На самом деле я не плакал. Тот мальчуган, который перенёс столь ужасное бедствие, ходил с высоко поднятой головой, он был «смелым армянским воином», и я всё ещё продолжал играть воина. Был невозмутимым и хладнокровным. Отчуждённым и самоотчуждённым. Казалось, писал не я, а кто-то другой, какая-то холодная моя частица, настолько холодная, что я уже не мог её ощущать.

Я запретил себе что-либо ощущать, мысленно впрыскивал в свой организм новокаин — чтобы приглушить боль; вместе с тем, моё спокойствие приводило меня в изумление. Я должен был бесчувственно, без прикрас изобразить события — так, как я их помнил, но в уютной тишине моей комнаты слёзы невольно катились по щекам: годами сдерживаемые слёзы катились — словно из чужих глаз, тогда как человек прятался за чёрными очками.

Я написал и переписал набело, раздумывая, каким образом буду расплачиваться за комнату в следующем месяце, и бывали дни, когда у меня не оказывалось даже десятицентовика, чтобы купить буханку пресного хлеба, но мне было не до этого. Важность представляли непосредственный фрагмент или ощущение, абзац, предложение, всё то, что я должен был привести в надлежащий вид, причём это всё должно было звучать настолько правдиво, что, если бы даже не осталось и следа от Западной Армении, моя книга призвана была бы помочь историкам и этнографам воссоздать эту исчезнувшую жизнь. Я пишу для музея наций, говорил я себе, я даю показания на всемирном процессе, перед всеми людьми доброй воли. Вместе с тем меня не покидало ощущение, что этим своим откровением я низвергаю в себе что-то священное.

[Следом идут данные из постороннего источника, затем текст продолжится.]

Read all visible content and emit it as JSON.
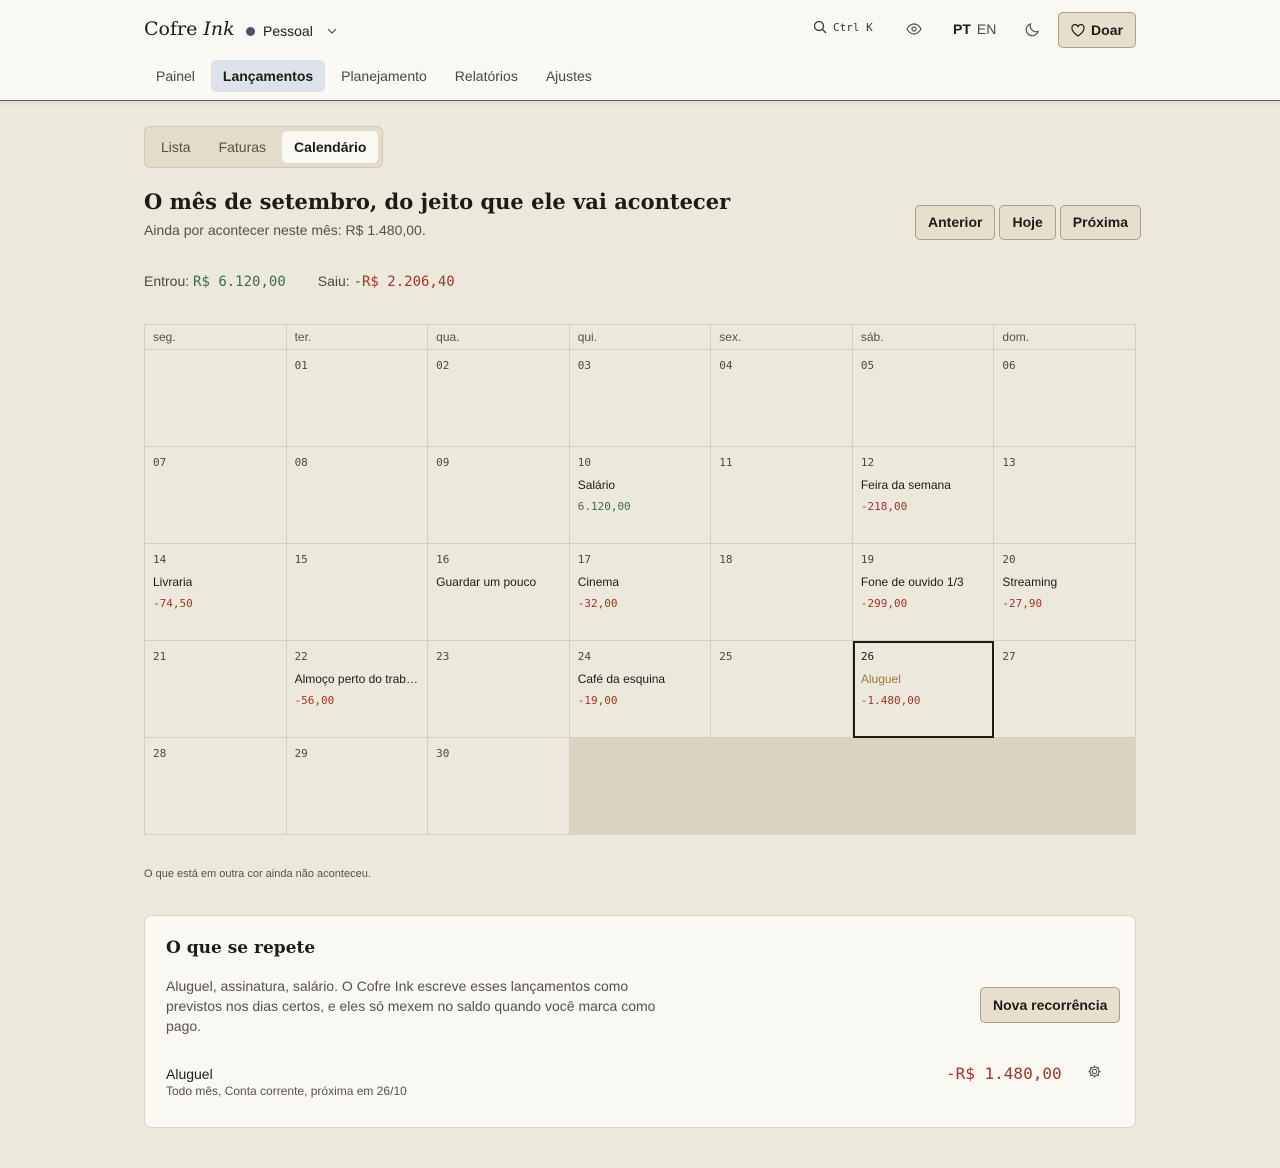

Писатель всегда стоит перед задачей сказать нечто несказанное. Вся трудность затеянного мною дела усугублялась ещё и тем обстоятельством, что, приступая к этой книге, я был в сумеречном пристанище между двумя языками. К тому времени я ещё не полностью забыл мой родной язык и, с другой стороны, ещё не полностью овладел английским, если, конечно, человек может когда-либо овладеть каким-либо языком, включая родной. Я надеялся, что читатель так просто не забудет то, что помнил я, и мне был необходим один из распространённых языков для пересказа этой истории. Другие очевидцы пусть пишут по-армянски; я же должен был рассказать свою историю на английском. И только свою историю, поскольку всю историю — даже если бы я её знал — рассказать было бы невозможно. В этом я был уверен. Я констатировал только то, что пережил сам и видел воочию. Я хотел рассказать всё об этих событиях с точки зрения чудом спасшегося от смерти мальчика, у которого, естественно, ограниченные знания и узкий кругозор, рассказать, не прибавляя ничего, что стало мне известно в дальнейшем. Это исказило бы историю. Я подумал: история будет более правдивой и достоверной без комментариев, и в данных обстоятельствах пара глаз, читай: глаз юного героя, будет лучше, нежели две пары, причём, вторая пара не была очевидцем событий, которые я пытался изобразить, она не принимала участия в первоначальном испытании. Мне органически претят автобиографии детского или юношеского периода, написанные с позиций зрелого человека, когда автор то и дело вмешивается в ход повествования, чтобы прокомментировать тот или иной момент, дать разъяснение тому или этому описанию или событию. Итак — именно то, что случилось со мной, и именно так, как случилось. Ничего не изменено, ничего не прибавлено.